A Tighter Leash?
The latest market statistics posted by Sentimenttrader in his “The Everything Rally” were very revealing and encouraging if you are a stock market bull. Here are some of the highlights from his post
Total return stock and bond indexes are hitting all-time highs at the same time. They cover an array of stocks and bonds, suggesting extreme breadth of buying interest, as noted by Bloomberg.
When they’ve all hit records together, it has been an especially good longer-term sign for stocks. They rallied almost universally after these signals and over the next 2-6 months, there was only one date that showed a loss of more than 1%. For bonds, it wasn’t quite as consistently positive, but all of them showed gains most of the time across all time frames, with returns mostly above random.
Yet again, stocks showed a tendency to cycle quickly from a selloff to new highs. For the S&P 500, it went from a 50-day low multi-year high in less than three weeks, nearly a record going back to 1928.
The median cycle from low to high has taken 34 days, so this was nearly three times faster than usual. Over the next month, it seems like sellers had a strong tendency to give up. From 1-4 weeks later, there was only a single loss, and the risk/reward was impressively skewed to the upside.
The U.S. dollar’s 200-day average has been rising for a year, but the late-week selling has pushed the buck to a multi-month low and below its average. This has led to a rebound in the dollar in the past, but half of them didn’t last.
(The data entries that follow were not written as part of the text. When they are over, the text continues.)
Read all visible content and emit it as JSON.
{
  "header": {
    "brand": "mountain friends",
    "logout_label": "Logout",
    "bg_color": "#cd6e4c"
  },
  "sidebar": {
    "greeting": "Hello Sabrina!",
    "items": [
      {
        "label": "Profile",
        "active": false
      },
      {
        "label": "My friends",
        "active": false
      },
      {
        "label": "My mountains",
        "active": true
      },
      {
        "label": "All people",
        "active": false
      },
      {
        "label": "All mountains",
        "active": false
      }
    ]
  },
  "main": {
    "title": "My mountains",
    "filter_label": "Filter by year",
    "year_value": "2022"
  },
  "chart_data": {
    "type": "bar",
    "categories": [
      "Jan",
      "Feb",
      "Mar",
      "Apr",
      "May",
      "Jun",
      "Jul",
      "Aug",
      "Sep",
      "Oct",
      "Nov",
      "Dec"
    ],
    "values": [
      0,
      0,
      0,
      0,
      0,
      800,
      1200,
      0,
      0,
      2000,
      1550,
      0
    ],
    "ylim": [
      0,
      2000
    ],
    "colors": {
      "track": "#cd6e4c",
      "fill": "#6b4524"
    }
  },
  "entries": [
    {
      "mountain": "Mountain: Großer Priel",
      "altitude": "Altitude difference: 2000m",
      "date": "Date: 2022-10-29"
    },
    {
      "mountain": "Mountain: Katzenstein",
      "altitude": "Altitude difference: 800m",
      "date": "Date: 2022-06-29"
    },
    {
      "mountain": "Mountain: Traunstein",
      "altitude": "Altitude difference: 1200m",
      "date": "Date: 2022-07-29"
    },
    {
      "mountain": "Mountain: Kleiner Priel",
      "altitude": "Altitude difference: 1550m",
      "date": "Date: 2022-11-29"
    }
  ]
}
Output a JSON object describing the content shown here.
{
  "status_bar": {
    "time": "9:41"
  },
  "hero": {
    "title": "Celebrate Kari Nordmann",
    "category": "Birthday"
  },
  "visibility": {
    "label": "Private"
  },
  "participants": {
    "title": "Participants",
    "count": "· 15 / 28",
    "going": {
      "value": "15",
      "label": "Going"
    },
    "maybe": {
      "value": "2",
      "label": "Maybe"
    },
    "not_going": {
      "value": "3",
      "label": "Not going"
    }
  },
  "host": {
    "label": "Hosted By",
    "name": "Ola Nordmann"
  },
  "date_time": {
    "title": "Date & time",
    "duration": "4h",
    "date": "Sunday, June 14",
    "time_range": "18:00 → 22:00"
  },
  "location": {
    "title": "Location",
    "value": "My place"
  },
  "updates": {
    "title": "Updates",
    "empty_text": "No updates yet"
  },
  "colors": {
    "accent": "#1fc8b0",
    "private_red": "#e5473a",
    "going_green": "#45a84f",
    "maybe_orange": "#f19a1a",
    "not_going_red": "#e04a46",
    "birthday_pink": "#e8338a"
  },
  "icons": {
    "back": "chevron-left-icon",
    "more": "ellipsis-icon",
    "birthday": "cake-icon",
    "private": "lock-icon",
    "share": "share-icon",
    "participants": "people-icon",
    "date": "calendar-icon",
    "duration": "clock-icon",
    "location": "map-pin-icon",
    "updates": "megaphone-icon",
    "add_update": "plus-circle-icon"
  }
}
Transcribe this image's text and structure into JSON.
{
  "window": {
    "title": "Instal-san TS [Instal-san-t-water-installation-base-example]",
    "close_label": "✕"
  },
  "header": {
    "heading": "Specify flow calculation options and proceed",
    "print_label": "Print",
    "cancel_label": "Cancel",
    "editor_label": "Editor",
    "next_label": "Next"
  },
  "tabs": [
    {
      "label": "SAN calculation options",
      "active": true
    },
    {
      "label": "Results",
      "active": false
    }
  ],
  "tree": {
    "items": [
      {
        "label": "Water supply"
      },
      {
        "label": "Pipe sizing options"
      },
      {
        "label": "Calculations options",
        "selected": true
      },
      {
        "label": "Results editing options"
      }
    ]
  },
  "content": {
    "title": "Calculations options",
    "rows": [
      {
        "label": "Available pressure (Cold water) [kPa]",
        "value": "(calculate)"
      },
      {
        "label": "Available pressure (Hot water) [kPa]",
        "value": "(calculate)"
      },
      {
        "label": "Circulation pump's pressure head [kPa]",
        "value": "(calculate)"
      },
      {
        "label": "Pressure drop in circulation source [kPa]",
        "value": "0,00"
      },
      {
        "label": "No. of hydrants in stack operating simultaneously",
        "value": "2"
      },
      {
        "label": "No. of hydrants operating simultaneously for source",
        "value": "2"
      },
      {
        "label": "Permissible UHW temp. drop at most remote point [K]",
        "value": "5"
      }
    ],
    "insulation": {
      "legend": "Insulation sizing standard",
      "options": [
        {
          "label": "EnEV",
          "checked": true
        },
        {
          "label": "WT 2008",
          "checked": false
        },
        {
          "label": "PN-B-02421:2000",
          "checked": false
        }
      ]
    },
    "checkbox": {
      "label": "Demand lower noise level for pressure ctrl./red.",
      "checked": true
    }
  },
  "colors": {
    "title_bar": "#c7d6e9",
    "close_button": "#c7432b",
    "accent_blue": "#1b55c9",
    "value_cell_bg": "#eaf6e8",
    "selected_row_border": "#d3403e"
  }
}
It’s important to temper any giddiness just because you are investing with the higher probability outcome. It does not always turn out in your favor as we so aptly learned during last December’s market double bottom expectation. There are never any guarantees when it comes to investing but it appears as the higher probability resolution of the current consolidation and test of prior highs should end with stocks continuing to push on to further new highs and remain in its long-term uptrend.
The dollar statistics are anything but compelling or confidence building so any investment you own that is strongly correlated to the dollar’s movement (commodities, interest rates, FX currency trades) should be viewed as suspect (guilty until proven otherwise) and as such, managed with a tighter leash.